Be prepared to spend some time gathering documents, starting with the following:

  • Business plan
  • Amount of funding you need
  • Purpose of funds
  • Your credit history
  • Financial projections
  • Available collateral

 

Visit this interactive submission checklist for more information about documentation. The application process and requirements for SBA microloans is varied depending on the lender that offers them.

While it could take weeks or up to a month to perfect your business plan and gather the needed documentation, the approval process is thankfully shorter, according to Robert H. Nelson, the Massachusetts district director for the SBA. The current processing time is five days for small loans and 18 days for regular 7(a) loans.

“Most of our loans are done under expedited approval and obtain an instantaneous approval from SBA if eligible,” Nelson said. “Depending on the complexity of the transaction, the lender’s processing times can vary significantly and also can be affected by the delegated status of the lender.”

How much will startup business loans cost?

If it’s a startup loan and they’re using the SBA loan, it’s going to be, generally speaking, the highest tier of SBA prices.

Interest rates

7(a) loans less than 7 years:

  • Prime plus 4.25% for $0 – $25,000
  • Prime plus 3.25% for $25,001 – $50,000
  • Prime plus 2.25% for over $50,000

7(a) loans 7 years or longer:

  • Prime plus 4.75% for 0 – $25,000
  • Prime + 3.75% $25,001 – $50,000
  • Prime plus 2.75% for over $50,000

SBA microloans:

  • Lender’s cost of funds plus 8.5% for 0 – $10,000
  • Lender’s cost of funds plus 7.75% for over $10,000

*These rates are negotiable between lender and borrower.

Fees

While SBA microloans have no guaranty fee, 7(a) loans have a guaranty fee based on the portion of the loan backed by the SBA. 7(a) loans over $150,000 have an ongoing fee of 0.52%. Here’s how the guaranty fee on 7(a) loans are calculated:

  • 3% for loans $150,001-$700,000
  • 3.5% for loans $700,000- $1,000,000
  • 3.75% on guaranty portion over $1 million

There is a prepayment penalty for 7(a) loans with terms of 15 years or more, if the loan is paid back early in the first three years. The penalties are assessed in the following way:

  • 5% if prepaid in the first year
  • 3% if prepaid in the second year
  • 1% if prepaid in the third year

Other startup funding options

When you start a business and need capital to operate, there are generally three ways to get cash: use your personal savings, sell shares of your business or borrow money, Kassar said. Here are the other options, according to the SBA.

Self-funding

Commonly known as bootstrapping, self-funding includes capital from your personal savings, family members and friends and even your retirement savings plan. While you retain control of the business, your money remains at risk. You also may also face fees or penalties for tapping into your retirement plan early. You also make it harder to save for retirement.

Venture capital

These investors generally provide capital to startups and small businesses in exchange for an ownership share and an active role in the company. The funds venture capitalists offer are not loans so you don’t have to pay back the money, But you relinquish some control of your business. Venture capitalists are also particular about which businesses to invest in.

Crowdfunding

This method allows you to raise small amounts of funding from a large number of people known as crowdfunders, including your family, friends and others. Kickstarter and GoFundMe are among the well-known crowdfunding platforms used to raise capital. This is a low-risk method. Because crowdfunders aren’t investors, you retain control of the business. But crowdfunders typically expect a benefit in return for their contribution such as your product or service or formal recognition. You may also not raise enough money for your needs.

Other borrowing

“In some cases, the business doesn’t really exist yet and there’s not much of a business to borrow from,” Kassar said. “So people may try to borrow money using their home equity line if they have a house or using their credit cards.”

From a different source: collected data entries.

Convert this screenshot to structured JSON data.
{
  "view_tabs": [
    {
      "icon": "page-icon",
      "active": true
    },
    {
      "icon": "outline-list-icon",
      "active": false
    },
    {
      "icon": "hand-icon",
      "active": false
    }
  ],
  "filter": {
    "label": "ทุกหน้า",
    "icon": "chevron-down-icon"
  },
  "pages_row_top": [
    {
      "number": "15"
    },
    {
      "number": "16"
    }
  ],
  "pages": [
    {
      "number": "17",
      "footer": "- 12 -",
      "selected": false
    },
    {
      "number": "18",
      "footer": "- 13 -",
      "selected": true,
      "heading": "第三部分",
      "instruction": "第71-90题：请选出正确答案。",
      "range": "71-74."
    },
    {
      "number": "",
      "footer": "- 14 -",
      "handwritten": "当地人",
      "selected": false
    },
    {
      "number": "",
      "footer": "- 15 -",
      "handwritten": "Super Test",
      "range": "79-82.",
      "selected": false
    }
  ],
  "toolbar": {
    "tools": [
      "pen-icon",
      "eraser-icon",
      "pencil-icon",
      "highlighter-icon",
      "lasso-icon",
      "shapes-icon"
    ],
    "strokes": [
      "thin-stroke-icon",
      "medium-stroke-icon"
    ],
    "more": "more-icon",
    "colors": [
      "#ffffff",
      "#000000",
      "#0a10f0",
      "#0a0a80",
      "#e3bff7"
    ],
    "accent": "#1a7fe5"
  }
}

But credit cards come with higher interest rates and you’re personally liable if you default. Home equity lines of credit are only an option if you own your house and have enough equity in it. You also risk losing your home if you default on a line of credit.

SBA investment programs

Small Business Investment Companies, or SBICs, are private investment funds that make equity and debt investments in small businesses using their own capital and funds backed by the SBA. The Small Business Innovation Research Program (SBIR) encourages small businesses to get involved in federal research and development that has the potential for commercialization. The Small Business Technology Transfer Program (STTR) provides funding opportunities that require small businesses to formally collaborate with nonprofit research institutions.

Bottom line

Choices are limited for a startup loan outside of those offered by SBA-partnered lenders. Fortunately, these small business loans offer reasonable interest rates and longer term repayment schedules, as long as you can suffer through the extensive documentation required. If you don’t have other – and cheaper – sources of funding available to you, it’s probably worth the headache to get this government-backed loan to get your business up and running.